The non-verbal stop sign is a technique used to convey to customers who are going on and on, and not allowing you to enter into a conversation, that you want them to stop, at least for a moment.
Do you need to get an in-person customer to stop and listen?
You can use the nonverbal stop sign to indicate you’d like to say something. The technique is simple, but you need to execute it correctly .Hold up your hand toward the customer, with the palm facing half toward the floor and half toward the customer. In other words, your hand should be at about a 45-degree angle.
Ensure that you are far enough away from the customer that there will be no risk of physical contact. Keep your hand no higher than the customer’s chest level, not in his or her face.
This technique should not be used with any customer who appears potentially violent. Also, the stop sign should be raised slowly, not abruptly, and it can be coupled with a simple verbal request, such as,“Hold on a sec.”

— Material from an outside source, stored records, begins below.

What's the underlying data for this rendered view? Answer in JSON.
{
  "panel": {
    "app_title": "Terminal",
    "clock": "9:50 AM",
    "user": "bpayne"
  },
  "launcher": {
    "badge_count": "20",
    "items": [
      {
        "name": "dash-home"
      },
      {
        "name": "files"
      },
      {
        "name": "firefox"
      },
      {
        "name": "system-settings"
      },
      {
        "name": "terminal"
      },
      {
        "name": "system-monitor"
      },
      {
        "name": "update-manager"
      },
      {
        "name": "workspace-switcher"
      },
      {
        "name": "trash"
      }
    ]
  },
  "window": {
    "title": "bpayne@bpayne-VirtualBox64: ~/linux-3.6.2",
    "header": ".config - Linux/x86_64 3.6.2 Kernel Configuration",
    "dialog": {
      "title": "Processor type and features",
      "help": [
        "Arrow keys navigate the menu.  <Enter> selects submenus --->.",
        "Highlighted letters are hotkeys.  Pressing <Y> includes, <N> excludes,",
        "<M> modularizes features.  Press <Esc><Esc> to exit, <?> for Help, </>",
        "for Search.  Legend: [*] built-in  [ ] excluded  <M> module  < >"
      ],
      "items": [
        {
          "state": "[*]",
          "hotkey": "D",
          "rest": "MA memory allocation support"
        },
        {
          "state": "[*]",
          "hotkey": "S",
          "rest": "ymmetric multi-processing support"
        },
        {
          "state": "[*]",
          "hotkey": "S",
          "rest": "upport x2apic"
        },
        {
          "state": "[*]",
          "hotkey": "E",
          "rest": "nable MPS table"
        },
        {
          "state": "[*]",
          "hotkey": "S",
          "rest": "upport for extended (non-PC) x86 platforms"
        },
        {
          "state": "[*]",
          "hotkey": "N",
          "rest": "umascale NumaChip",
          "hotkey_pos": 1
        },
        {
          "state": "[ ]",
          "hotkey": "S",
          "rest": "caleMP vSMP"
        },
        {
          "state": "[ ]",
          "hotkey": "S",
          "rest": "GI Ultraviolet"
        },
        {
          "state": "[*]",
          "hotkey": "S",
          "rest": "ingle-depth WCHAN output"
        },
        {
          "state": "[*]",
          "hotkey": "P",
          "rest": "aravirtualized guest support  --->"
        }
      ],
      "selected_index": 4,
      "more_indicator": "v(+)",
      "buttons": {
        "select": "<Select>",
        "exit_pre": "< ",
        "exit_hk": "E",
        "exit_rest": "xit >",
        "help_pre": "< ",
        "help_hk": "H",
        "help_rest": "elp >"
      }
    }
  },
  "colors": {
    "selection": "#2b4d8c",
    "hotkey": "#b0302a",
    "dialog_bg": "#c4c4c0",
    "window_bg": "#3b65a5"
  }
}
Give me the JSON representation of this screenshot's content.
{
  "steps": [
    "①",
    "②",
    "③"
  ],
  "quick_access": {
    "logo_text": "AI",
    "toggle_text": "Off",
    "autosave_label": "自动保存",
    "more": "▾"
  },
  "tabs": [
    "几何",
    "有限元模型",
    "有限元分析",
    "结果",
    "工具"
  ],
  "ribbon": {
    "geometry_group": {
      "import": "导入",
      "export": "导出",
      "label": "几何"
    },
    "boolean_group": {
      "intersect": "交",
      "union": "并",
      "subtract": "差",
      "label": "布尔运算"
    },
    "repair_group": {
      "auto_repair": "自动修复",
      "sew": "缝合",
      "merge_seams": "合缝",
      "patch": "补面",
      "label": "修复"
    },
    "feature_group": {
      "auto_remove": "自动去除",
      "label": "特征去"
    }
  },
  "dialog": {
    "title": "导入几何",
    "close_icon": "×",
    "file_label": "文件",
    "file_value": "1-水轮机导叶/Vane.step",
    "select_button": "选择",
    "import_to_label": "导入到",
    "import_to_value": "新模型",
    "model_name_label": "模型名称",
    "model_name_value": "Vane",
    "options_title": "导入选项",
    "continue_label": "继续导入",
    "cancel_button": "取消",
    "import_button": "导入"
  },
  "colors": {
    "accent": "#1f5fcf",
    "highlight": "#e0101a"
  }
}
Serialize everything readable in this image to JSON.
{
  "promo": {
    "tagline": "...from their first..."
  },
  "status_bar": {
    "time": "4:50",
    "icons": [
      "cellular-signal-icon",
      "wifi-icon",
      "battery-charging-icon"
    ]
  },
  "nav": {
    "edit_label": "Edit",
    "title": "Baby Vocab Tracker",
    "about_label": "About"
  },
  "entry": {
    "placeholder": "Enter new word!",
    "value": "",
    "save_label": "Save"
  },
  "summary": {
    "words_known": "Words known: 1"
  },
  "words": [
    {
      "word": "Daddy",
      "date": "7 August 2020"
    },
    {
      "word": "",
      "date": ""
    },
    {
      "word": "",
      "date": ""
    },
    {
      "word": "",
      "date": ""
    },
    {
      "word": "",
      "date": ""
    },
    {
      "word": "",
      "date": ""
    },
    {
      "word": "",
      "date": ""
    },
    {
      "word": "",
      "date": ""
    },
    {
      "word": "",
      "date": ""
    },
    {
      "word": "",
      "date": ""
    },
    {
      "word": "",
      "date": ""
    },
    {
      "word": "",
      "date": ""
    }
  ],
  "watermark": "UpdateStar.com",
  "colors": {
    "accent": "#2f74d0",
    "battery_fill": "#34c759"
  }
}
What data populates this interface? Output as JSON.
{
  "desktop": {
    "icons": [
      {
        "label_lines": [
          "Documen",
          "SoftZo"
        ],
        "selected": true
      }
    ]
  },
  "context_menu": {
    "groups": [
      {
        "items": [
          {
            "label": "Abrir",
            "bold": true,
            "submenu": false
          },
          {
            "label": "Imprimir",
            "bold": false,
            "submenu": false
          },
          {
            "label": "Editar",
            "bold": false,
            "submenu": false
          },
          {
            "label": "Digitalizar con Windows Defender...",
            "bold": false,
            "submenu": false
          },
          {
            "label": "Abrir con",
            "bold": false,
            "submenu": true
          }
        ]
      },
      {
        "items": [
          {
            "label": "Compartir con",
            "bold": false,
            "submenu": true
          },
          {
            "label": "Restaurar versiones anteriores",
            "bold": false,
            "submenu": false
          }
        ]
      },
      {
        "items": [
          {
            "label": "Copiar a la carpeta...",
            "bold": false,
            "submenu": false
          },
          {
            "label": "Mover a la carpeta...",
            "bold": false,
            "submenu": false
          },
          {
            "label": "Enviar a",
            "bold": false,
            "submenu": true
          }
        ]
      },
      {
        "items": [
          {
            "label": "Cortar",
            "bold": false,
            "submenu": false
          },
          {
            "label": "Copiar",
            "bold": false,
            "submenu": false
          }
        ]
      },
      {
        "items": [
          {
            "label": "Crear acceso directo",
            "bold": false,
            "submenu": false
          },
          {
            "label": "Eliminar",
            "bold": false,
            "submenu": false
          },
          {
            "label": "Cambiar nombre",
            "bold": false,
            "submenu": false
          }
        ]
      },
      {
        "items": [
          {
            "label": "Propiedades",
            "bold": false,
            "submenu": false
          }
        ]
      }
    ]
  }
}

Keep in mind that we always want to try to get control over an angry interaction (i.e. that the customer starts to listen) in the least noticeable way. That's one reason it's often better to try the non-verbal stop sign, before coming out and asking the customer to stop talking.
Before you object to this technique (some people do), if you do it properly, the customer won't even notice you are using it effectively. It's not obvious, and it does work. But you need to do it properly, as is the case with all defusing customer techniques.